鈴木一策『マルクスとハムレット』

 個人的には長年待った著作。ローマ・キリスト教文明観と異教的なケルト世界観が同時に伏在するシェイクスピアの作品世界。それを読むことで両者の世界観の中で「悶え」、それがマルクス自身の経済学批判にも影響しているというのが本書の主要テーマだと思う。とても意欲的だし、面白そうだ。
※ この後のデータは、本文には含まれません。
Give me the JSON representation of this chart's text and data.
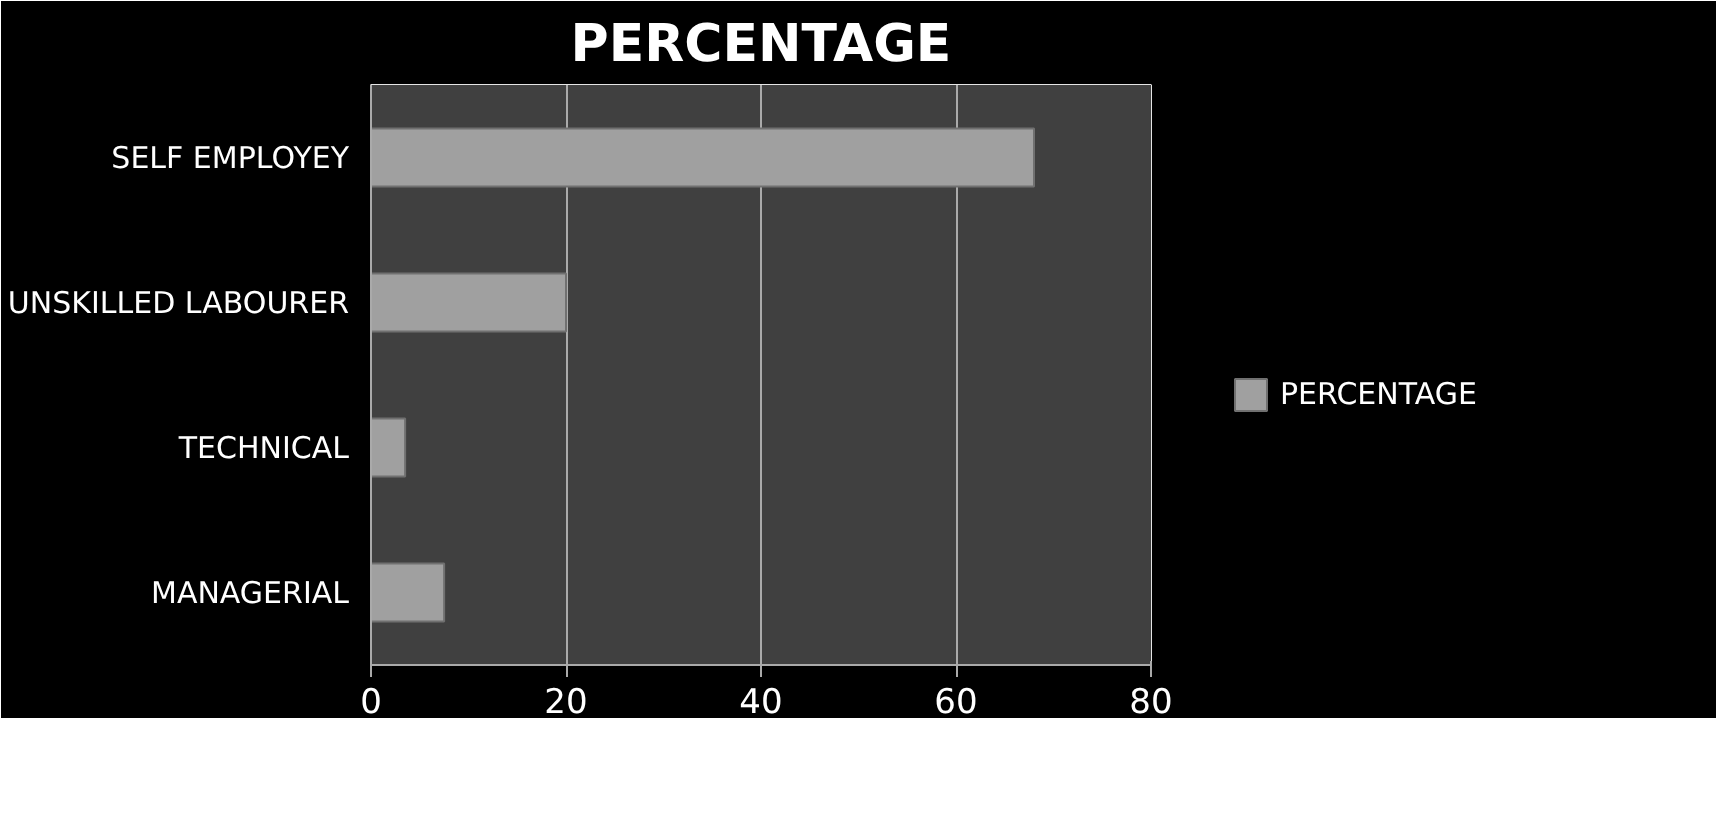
{
  "chart_data": {
    "type": "bar",
    "orientation": "horizontal",
    "title": "PERCENTAGE",
    "categories": [
      "SELF EMPLOYEY",
      "UNSKILLED LABOURER",
      "TECHNICAL",
      "MANAGERIAL"
    ],
    "series": [
      {
        "name": "PERCENTAGE",
        "color": "#a0a0a0",
        "values": [
          68,
          20,
          3.5,
          7.5
        ]
      }
    ],
    "xlim": [
      0,
      80
    ],
    "xticks": [
      0,
      20,
      40,
      60,
      80
    ],
    "grid": "x",
    "legend": "right"
  }
}
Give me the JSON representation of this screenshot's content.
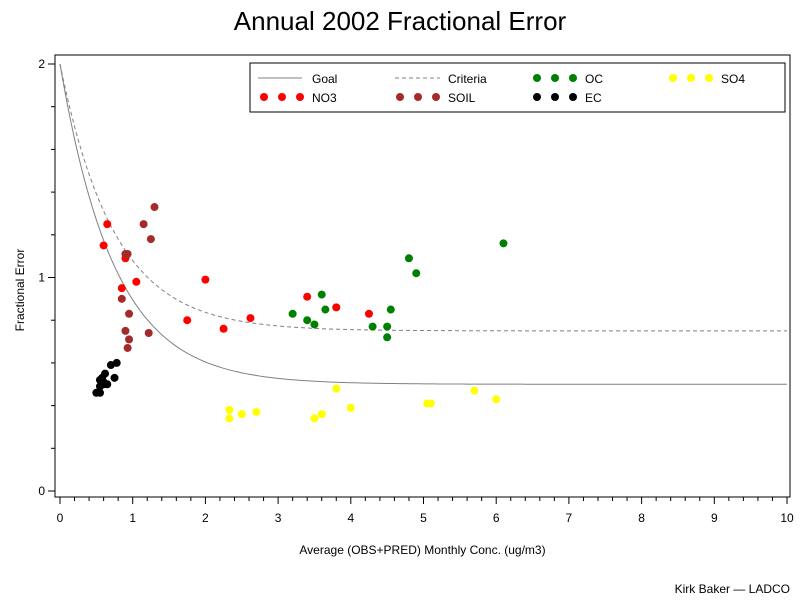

 だが最後半では里山資本主義の唐突な参照などどうもつけたしにしか思えない時論的な展開もありもったいない。また前半でも断定的な記述が多くあり論旨を拾うのに苦痛が伴う。例えば、後半で詳しく展開されるのだが、前半でいきなりマルクスのリービッヒへの対応を断定的に記述している箇所、やはり冒頭近くの本書の主要テーマである『ハムレット』のマルクス引用を論じた箇所(21-25頁)など、記述的な問題で何が書いてあるのかわからない。26頁でも著者自身、「唐突であるが」としてマルクスをマーキュリーにたとえているが、最後までこの意味がわからないままだ。またケルト的世界観との関連を最も深く論述している第六章でもこの唐突な断定癖は治らない。109頁では「ズバリ言って、マルクスは「酔っぱらった野蛮人」が嫌いだった」と理由もなく断定され、この「結論」であとの議論を展開している。このような例は枚挙できないほどあり、著作として雑な印象をどうしても与えてしまう。面白いテーマなのに!

 マルクスシェイクスピアの作品世界を扱った他の著作がいくつかあるのでそれとの比較をしたうえで、この論著の評価も定めてみたいなと思う。いまのままでは残念な気持ちしか残らない。